Transfert avorté de khalaili à l’inter : les examens cardiaques en serie a décryptés
Transfert avorté de Khalaili à l’Inter : quand le cœur dicte la règle du jeu
La signature d’Anan Khalaili à l’Inter Milan s’est heurtée à un mur invisible mais bien réel : l’examen cardiaque. Après des tests initiaux concluants ce week-end, ceux réalisés ce lundi à l’hôpital Humanitas de Rozzano, près de Milan, ont révélé des anomalies. Résultat, le club lombard a dû renoncer au recrutement de l’Israélien, malgré l’accord trouvé avec son club d’origine. Une situation qui interroge : pourquoi la Serie A impose-t-elle des critères si stricts en matière de santé cardiaque ?
Des protocoles médicaux qui ne laissent aucune place au hasard
En Italie, chaque joueur professionnel, avant d’intégrer un club, doit subir une batterie d’examens médicaux dans un centre agréé par les autorités sportives. Ces tests ne se contentent pas de vérifier l’état général du sportif : ils incluent des examens approfondis du cœur, notamment des échocardiographies et des tests de résistance à l’effort. Si un doute persiste, une équipe de cardiologues indépendants prend le relais pour trancher. Aucune négociation n’est possible : soit le joueur est déclaré apte, soit il est interdit de compétition.

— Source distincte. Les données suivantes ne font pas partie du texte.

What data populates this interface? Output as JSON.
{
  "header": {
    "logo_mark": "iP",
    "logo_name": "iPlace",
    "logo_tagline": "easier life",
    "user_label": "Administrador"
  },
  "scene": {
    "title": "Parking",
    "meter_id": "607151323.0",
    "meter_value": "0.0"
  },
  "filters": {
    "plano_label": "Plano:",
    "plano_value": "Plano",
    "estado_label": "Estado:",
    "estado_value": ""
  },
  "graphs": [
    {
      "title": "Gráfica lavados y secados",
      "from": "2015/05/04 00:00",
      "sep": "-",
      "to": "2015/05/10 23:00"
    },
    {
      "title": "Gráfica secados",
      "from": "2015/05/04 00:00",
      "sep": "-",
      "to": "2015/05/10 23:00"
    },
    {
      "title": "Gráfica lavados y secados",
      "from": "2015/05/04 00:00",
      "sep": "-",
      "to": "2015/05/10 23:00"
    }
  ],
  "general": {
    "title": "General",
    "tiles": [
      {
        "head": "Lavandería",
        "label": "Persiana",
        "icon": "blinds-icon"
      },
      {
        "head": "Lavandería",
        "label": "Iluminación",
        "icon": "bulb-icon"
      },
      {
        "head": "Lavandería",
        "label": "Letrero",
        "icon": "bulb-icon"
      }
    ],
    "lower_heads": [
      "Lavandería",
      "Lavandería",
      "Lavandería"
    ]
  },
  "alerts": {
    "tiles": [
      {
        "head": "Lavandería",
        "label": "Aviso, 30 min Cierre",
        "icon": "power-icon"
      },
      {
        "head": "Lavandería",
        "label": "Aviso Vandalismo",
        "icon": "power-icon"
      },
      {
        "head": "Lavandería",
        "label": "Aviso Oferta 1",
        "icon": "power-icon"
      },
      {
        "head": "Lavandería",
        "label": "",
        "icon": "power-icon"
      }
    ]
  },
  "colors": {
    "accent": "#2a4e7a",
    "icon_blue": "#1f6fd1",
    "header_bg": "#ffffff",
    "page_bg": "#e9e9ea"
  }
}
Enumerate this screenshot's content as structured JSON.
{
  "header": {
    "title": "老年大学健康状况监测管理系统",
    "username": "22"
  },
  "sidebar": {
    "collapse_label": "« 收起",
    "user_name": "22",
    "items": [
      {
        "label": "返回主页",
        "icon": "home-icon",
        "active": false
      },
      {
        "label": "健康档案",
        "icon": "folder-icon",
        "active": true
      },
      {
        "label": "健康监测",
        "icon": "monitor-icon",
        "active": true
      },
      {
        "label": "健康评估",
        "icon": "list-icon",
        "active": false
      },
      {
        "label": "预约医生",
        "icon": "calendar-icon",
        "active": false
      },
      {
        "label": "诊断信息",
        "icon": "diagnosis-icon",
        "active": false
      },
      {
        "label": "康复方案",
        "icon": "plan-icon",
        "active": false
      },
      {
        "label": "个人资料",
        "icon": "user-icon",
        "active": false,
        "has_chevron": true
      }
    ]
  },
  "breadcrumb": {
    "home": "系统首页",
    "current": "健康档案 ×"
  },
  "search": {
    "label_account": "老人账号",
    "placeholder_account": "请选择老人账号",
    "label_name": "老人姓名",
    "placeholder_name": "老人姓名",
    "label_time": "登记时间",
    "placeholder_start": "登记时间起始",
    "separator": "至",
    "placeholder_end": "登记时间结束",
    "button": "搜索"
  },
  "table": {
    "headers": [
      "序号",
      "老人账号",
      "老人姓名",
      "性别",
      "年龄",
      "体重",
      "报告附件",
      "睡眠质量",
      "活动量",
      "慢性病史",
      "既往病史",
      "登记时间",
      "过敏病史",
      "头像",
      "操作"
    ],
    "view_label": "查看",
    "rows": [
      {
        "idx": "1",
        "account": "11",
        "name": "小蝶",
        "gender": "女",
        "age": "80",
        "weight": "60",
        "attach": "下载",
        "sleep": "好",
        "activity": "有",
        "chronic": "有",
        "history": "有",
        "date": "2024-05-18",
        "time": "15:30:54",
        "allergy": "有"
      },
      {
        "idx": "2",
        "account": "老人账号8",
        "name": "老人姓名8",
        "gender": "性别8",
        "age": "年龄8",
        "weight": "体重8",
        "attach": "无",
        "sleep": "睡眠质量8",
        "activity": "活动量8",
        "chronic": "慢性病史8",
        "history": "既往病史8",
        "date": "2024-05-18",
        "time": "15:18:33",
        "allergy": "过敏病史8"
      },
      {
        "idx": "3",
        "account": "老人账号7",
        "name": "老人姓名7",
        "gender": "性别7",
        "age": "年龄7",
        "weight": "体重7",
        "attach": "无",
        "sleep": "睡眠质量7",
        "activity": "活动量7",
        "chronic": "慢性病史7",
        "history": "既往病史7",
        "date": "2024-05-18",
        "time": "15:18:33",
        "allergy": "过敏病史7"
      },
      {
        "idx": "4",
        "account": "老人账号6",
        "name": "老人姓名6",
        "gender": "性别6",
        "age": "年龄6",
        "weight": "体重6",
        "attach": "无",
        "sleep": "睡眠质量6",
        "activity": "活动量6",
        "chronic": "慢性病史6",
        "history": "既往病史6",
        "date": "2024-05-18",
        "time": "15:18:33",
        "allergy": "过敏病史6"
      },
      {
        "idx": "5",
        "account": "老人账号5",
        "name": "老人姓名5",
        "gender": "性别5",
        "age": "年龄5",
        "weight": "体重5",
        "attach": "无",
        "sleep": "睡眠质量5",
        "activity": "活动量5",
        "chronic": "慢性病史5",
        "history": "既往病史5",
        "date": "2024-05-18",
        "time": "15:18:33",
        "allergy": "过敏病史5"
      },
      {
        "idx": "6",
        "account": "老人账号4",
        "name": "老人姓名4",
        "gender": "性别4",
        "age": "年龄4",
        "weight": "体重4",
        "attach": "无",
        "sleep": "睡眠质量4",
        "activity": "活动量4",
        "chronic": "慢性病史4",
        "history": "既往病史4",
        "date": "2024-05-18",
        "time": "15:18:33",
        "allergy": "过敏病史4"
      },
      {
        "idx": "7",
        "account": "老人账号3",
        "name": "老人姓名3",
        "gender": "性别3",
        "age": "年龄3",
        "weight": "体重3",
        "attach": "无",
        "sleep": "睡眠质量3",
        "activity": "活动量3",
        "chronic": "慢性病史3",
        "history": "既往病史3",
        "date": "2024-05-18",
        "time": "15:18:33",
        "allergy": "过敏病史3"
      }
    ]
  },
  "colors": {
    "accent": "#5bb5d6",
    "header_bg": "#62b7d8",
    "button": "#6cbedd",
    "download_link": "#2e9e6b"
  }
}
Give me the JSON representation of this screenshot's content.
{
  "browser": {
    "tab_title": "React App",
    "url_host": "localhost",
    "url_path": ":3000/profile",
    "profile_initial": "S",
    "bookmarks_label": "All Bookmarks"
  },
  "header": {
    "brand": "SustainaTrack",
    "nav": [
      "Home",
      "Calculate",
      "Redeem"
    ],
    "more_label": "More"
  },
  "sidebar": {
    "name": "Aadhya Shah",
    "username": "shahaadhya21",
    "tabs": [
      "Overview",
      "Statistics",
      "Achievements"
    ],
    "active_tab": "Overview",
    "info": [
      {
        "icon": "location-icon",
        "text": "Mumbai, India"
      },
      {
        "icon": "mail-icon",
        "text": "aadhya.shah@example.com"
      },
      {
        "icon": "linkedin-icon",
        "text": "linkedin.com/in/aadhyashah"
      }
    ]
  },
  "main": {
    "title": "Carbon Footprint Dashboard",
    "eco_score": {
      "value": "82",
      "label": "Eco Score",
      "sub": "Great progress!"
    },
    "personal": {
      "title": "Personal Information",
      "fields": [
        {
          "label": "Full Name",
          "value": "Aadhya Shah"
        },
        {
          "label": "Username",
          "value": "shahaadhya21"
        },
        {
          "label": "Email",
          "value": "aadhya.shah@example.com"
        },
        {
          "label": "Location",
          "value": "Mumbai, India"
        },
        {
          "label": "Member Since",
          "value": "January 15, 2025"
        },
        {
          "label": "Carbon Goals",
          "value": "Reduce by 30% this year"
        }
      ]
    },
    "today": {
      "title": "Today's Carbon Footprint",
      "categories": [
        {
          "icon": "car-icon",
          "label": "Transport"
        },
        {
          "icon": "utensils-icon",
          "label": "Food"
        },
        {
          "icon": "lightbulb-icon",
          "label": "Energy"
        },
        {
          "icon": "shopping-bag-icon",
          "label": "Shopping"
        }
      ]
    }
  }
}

Cette rigueur n’est pas le fruit du hasard. Elle découle d’une loi de 1982, renforcée en 1995 par un décret ministériel, qui a instauré un cadre strict pour la médecine sportive. « Notre priorité est la sécurité des athlètes. Si un joueur présente un risque de mort subite sur le terrain, nous ne pouvons pas fermer les yeux », souligne Paolo Zeppilli, ancien professeur de médecine sportive et cardiologue pour la fédération italienne. « Les autres championnats devraient s’inspirer de cette approche. »
Quand la santé dicte les choix sportifs
Cette exigence a déjà eu des conséquences concrètes. Prenez le cas d’Edoardo Bove, joueur italien victime d’un arrêt cardiaque en plein match de Serie A. Son parcours illustre l’intransigeance du système : malgré la pose d’un défibrillateur, il n’a jamais pu rejouer en Italie. Même scénario pour le Danois Christian Eriksen, dont l’accident lors de l’Euro 2021 l’a contraint à quitter le championnat italien pour relancer sa carrière en Angleterre, où les règles sont moins strictes.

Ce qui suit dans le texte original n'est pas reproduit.